Since launch, Prasad continued, each of these AI tasks has gotten three to four times better. And how exactly did these improvements happen? By using deep learning and a suite of techniques, he said. Specifically, Alexa expanded concepts to understand exponentially, and became a smoother and more natural process. Amazon also introduced two capabilities towards the democratization of AI, the first being Alex voice service. This made it easy for developers to integrate Alexa into devices, said Prasad. The second capability was the Alex skill kit, which allowed developers to build ‘skills’ into Alexa. Now, said Prasad, a developer could make a skill for anytime, for any occasion, or anyone.
So now that Alexa has billions of interactions a week, is in 80+ countries, and 15 languages, what’s next for AI? Prasad broke the down the key AI pillars for customer experience.
- More transparency and control. AI needs to be trusted by customers, said Prasad. Third, more knowledge. The AI needs to add billions of answers, said Prasad, and customers can add answers through “Alexa answers.”
- Learning directly from customers. For example, said Prasad, if Alexa wasn’t able to sing the ABC song upon request, but is able to sing the “alphabet song,” it needs to learn that the ABC song and the alphabet song are the same (and sematically equal).
- More knowledge. Alexa needs to add billions of answers, and customers can add answers through ‘Alexa answers’

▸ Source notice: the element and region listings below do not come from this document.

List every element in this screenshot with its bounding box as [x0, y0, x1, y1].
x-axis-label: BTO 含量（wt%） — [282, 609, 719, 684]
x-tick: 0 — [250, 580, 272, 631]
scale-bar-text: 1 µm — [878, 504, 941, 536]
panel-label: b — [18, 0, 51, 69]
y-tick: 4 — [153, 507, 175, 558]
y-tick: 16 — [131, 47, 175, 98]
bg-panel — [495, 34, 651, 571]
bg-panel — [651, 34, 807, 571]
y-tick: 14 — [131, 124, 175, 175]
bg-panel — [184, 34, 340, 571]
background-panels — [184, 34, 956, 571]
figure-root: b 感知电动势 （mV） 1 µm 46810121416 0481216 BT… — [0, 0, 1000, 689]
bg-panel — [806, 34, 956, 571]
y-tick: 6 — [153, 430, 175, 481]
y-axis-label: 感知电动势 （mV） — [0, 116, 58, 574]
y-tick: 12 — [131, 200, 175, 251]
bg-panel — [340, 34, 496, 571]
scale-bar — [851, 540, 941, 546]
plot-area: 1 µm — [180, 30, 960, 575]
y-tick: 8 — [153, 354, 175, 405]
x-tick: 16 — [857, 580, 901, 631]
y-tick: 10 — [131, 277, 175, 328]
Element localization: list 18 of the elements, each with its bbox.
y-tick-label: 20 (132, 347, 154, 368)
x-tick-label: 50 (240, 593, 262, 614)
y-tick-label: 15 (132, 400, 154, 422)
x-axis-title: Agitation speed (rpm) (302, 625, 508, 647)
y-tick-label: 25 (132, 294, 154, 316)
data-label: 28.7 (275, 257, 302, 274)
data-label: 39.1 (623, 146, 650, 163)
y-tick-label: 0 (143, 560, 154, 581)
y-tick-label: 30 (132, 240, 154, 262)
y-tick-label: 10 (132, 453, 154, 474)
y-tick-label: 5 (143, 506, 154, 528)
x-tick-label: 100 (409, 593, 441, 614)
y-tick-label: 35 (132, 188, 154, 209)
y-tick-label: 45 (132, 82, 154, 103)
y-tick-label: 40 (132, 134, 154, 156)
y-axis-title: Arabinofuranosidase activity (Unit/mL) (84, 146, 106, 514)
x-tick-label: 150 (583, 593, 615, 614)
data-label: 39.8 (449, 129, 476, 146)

- More proactive. Alexa needs to be context aware, and know what goes beyond words and learn about context. For example, Alexa tells you has a “hunch” you left the garage light on and you can turn if off.
- More natural (a key tenet for AI interaction). With so many skills, how do you get the right skill with the right action (For example, “Alexa, have Rumba clean my room” vs. “Alexa, start cleaning”).
- More fun. For example, Alexa is getting celebrities, such as Samuel L. Jackson, to record sayings to playback answers on Alexa.
- More conversational. Alexa needs to anticipate goals, anticipate next moves, and accomplish what you want as a customer. For example, if you want to go to the movies, it can recommend nearby restaurants and call you an Uber.
As for the journey ahead? Prasad said he wants Alexa to be everywhere and available anytime, including on the go with products such as Echo Frames or Echo Ring, as well as available to any developer or student in the world. With all his progress, we certainly won’t have to wait long.